The Age of Peak Journalism?

news typewritten on white paper

Journalism’s value to consumers has decreased dramatically, even as its role in society has become increasingly important. Traditional media companies are struggling to get by, as they compete to stay relevant in the attention economy dominated by social media giants. In order to drive engagement and stay relevant in the constant news cycle, publishers often have to resort to lower quality journalism, optimizing for clicks over quality. Algorithms are the ultimate factor in the success of content, taking agency away from consumers themselves. However, with rampant misinformation plaguing the news and social media, we are in need of quality journalism now more than ever. I believe that this caliber of journalism is only possible when the motivations of the industry transform from maximizing clicks to enabling individual journalists to pursue their writing with integrity and rigor. 

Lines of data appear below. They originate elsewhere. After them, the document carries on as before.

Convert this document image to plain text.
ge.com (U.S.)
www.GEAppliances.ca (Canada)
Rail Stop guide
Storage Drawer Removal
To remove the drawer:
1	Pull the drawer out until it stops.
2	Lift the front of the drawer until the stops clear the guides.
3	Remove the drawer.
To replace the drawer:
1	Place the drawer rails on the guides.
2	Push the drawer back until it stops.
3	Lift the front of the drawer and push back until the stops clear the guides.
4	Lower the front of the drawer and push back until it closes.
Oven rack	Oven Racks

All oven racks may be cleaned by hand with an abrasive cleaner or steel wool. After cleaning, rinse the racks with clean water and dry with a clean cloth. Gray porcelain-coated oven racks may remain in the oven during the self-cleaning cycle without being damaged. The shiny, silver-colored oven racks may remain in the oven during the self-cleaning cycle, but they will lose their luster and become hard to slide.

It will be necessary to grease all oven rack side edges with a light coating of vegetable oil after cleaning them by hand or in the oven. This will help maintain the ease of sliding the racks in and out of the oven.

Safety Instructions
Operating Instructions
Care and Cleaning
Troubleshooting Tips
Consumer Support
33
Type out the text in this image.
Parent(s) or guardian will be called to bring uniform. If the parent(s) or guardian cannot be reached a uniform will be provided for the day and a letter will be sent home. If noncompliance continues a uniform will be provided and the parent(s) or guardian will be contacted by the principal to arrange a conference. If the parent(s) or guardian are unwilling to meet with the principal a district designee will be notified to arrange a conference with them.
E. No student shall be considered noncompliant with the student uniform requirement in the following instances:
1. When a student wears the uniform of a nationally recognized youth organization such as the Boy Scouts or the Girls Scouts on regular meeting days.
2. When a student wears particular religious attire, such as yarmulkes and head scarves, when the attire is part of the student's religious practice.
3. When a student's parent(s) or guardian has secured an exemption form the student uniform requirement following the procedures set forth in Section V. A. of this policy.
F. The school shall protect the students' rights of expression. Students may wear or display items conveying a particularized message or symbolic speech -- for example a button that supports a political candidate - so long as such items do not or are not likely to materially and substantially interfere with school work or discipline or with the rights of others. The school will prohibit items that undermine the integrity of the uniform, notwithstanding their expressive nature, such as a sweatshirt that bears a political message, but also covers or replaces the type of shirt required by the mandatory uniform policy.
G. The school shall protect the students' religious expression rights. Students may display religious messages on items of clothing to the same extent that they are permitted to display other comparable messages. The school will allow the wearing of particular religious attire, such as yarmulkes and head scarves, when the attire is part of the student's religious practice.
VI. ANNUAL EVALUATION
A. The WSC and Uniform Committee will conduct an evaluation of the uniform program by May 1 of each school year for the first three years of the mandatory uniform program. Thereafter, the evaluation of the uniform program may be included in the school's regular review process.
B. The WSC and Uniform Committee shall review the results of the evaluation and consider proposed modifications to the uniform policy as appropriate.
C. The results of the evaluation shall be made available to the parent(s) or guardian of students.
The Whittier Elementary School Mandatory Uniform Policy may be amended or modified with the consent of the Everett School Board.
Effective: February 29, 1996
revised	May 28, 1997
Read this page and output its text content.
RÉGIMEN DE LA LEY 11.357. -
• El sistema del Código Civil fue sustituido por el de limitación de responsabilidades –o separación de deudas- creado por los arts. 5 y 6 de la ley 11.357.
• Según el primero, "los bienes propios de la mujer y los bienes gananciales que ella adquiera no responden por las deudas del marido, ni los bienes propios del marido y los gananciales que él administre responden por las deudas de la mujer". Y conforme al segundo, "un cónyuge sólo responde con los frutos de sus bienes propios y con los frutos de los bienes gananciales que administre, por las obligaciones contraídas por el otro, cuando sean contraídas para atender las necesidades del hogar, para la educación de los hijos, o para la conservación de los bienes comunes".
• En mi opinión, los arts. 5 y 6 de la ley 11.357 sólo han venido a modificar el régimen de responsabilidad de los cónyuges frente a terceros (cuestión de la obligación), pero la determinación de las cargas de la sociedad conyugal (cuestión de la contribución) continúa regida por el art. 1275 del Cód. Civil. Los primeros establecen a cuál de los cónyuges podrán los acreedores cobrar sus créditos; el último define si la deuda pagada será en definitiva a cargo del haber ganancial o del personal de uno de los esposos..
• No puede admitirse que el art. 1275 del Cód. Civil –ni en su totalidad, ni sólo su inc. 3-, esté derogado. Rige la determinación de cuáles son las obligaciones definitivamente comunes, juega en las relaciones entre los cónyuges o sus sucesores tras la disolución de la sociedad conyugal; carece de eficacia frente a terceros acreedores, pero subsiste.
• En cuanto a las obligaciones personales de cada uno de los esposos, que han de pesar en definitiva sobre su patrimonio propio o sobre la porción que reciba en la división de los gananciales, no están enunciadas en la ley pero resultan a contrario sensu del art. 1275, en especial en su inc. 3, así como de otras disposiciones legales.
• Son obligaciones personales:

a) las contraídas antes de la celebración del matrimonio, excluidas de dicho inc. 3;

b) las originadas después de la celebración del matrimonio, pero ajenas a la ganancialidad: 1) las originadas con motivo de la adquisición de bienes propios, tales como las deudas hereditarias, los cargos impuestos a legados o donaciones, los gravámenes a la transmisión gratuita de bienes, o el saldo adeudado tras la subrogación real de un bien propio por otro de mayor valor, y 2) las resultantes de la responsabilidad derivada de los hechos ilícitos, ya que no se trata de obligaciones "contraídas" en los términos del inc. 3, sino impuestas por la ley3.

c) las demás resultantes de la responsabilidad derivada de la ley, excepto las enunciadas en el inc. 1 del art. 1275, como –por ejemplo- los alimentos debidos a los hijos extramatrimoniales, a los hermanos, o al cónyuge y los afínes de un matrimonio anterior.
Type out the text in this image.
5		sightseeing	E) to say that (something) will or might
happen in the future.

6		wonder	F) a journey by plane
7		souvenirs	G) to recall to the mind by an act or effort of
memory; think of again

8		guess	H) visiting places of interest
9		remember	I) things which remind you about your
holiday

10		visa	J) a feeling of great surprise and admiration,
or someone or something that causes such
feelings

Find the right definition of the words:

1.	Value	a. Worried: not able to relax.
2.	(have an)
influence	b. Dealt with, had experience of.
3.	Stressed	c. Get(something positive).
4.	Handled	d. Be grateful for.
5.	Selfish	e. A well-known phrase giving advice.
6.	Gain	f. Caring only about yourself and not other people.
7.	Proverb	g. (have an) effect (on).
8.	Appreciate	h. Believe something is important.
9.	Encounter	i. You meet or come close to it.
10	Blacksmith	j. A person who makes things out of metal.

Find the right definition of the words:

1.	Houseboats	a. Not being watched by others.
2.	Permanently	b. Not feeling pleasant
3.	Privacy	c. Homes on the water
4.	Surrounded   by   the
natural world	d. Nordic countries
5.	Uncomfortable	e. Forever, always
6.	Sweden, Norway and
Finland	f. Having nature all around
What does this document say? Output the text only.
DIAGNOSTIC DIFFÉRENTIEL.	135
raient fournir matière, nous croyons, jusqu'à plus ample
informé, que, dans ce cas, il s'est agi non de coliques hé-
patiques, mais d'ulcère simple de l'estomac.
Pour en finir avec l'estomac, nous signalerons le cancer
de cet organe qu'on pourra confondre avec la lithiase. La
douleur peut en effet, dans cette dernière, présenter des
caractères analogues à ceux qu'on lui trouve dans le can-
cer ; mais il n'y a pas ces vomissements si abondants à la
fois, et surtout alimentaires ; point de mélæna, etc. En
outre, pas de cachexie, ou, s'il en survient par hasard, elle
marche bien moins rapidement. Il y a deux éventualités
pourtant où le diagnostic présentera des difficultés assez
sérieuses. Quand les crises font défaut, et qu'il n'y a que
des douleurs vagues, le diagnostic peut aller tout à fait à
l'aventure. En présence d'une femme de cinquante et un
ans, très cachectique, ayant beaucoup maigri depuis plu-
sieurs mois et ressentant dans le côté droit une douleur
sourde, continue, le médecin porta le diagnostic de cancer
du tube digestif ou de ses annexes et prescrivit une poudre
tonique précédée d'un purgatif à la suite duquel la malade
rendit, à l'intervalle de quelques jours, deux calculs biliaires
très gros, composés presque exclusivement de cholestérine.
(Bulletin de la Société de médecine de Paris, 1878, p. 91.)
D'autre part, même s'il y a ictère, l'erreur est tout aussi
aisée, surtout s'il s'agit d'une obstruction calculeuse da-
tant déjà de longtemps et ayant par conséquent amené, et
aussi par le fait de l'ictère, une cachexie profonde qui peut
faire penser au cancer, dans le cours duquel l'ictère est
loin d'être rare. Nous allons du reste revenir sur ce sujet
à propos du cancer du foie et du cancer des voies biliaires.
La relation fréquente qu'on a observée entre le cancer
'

Substack, an all-in-one service for independent writers, aims to disrupt the media industry by allowing journalists to act as writer, editor, and to an extent, publisher. Its core mission is to make the tools that are necessary to grow an independent publishing business accessible for everyone. Substack eliminates some barriers for writers who are just starting out by helping them grow their audience through a payment system, a website with tooling to format pieces, and in some cases, legal support (which is especially important for local news writers). Rather than primarily relying on an ad-based revenue model, Substack is structured around subscription revenue. Writers decide which parts of their content are free and which are paid, and for paid articles, Substack captures a portion of the subscription. 

Substack’s platform has huge potential to heighten journalistic quality and consumption by encouraging readers to consciously choose what they read. Writers on Substack have to foster a sense of deep trust between themselves and the members of their community; doing so is the only way to draw in subscription revenue from a paying audience. By valuing trust, perspective, and individual connection, independent journalists are able to reach standards of journalism that aren’t possible when articles have to compete for clicks on social media platforms that promote sensationalized content. On Substack, readers can follow many different writers to get a wide range of perspectives, in a way creating their own personal “newspapers.” They can access high quality journalism from writers who they trust and know, deliberately curating their news sources rather than passively consuming recommended content, which stands in stark contrast to the distracting onslaught of information in social media newsfeeds. 

The subscription-based business model seems to be a solution to the deteriorating quality of journalism, but this model comes with its own challenges and potential pitfalls. An interesting parallel to consider is that of streaming services. Cable networks are expensive, curate all your channels for you, and still subject you to a number of advertisements. The rise of Netflix disrupted the entire industry, offering consumers a flat fee subscription service that they could seamlessly discontinue at any point. Soon after, an entire ecosystem of streaming services arose, all competing to offer quality content that keeps their customers paying. However, these services have come to be dominated by recommender algorithms, taking away the element of deliberate viewership and once again turning customers into passive consumers. To exacerbate that problem, the slew of deals between streaming companies suggest that streaming services are rebundling; at what point does paying for all of these different streaming services become tantamount to paying for cable? 

Though not a perfect analogy, does this trajectory serve as a forewarning for Substack? Platforms like Substack have the promise to represent the future of written media, but we need to take steps to ensure that we do not end up with conglomerates of purportedly “independent” newsletters algorithmically bundled together. If that happens, we may end up right back where we started, never quite escaping the clutching grasp of the algorithms that threaten to pull us deeper into the void of mindless consumption of media. I am optimistic, but time will tell.